I could have, like what Peli says suggests, thought instead of the last entry, the previous entry; and all the previous entries. I still remember—I can't find where—Tom Ewing grousing in the very early lifetime of this blog that reading blog archives—i.e., reading them backwards—was a pain. But I think that might only be true when you're looking for something, or, what would be more likely, trying to catch up, which means, to read enough of the past entries to understand, have a feel for, the newest ones. To be able to follow them.

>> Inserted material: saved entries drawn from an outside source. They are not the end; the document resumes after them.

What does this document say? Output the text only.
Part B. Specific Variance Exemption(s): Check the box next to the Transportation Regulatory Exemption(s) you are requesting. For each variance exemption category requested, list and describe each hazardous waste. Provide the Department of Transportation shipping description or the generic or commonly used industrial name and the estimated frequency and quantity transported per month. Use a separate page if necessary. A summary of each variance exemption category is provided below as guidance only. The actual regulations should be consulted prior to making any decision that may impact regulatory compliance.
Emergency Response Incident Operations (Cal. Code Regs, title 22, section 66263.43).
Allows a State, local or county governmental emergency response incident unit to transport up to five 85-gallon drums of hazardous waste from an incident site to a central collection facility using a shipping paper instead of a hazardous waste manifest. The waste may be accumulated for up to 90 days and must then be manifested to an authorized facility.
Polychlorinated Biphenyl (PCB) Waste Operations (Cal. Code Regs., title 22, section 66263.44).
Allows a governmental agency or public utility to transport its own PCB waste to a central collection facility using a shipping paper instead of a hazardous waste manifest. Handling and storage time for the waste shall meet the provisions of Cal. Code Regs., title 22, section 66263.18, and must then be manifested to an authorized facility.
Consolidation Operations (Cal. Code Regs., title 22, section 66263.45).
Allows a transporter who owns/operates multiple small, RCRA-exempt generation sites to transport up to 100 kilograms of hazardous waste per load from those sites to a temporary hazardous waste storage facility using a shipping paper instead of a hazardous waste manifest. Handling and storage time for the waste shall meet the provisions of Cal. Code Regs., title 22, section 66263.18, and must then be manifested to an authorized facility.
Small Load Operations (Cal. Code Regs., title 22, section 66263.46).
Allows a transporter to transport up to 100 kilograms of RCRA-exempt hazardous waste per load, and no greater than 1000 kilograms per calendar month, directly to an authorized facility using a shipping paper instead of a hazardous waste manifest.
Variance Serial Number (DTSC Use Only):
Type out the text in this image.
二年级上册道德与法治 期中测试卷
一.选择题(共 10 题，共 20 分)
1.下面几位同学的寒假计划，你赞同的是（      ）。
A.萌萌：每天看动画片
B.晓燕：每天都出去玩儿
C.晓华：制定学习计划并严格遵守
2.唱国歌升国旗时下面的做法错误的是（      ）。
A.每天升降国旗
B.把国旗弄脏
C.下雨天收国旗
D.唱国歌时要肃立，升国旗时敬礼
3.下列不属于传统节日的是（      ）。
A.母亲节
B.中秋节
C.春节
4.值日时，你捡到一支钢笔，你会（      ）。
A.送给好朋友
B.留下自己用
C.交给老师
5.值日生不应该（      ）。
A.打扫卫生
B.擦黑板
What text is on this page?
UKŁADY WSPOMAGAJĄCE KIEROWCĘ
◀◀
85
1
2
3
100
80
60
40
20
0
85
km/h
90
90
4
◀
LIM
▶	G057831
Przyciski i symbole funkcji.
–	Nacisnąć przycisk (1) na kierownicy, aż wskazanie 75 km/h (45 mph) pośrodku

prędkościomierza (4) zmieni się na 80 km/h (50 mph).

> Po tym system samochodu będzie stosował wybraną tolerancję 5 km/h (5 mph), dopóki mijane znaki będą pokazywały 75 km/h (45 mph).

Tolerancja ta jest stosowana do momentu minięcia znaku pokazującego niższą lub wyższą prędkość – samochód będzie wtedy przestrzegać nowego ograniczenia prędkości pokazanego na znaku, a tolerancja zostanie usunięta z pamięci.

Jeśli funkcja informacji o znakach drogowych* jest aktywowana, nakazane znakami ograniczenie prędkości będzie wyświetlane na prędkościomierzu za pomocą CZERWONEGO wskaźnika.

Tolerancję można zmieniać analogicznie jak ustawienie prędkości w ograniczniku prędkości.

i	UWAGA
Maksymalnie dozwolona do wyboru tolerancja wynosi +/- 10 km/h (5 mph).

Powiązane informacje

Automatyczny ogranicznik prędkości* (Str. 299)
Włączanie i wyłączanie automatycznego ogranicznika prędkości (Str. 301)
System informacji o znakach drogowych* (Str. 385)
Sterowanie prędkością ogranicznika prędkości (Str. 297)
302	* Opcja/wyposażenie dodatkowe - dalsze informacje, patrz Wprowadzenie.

But once you do, you don't read backwards (at least, you choose whether to go further back); you read forward, from newest to newest (almost). In that way, blogs are, like I said, 'more like people than pieces'. Before you know them, everything you can know about them is in their past. But once you do, and keep knowing them—reading them, returning, seeing them from one day to another—you can also know about what is (almost!) new for them, not yet in their past. Once you become a reader of a blog—follow it—you can keep following it as it develops. In that way, you share something more with its author than do those who haven't read it, haven't got a history of their own with it, which means, a familiarity with its history, its past. So that there's a way in which the blogs we read backwards are the ones that are finished, or dead; or new to us. The ones we read forward are just that: the ones we read.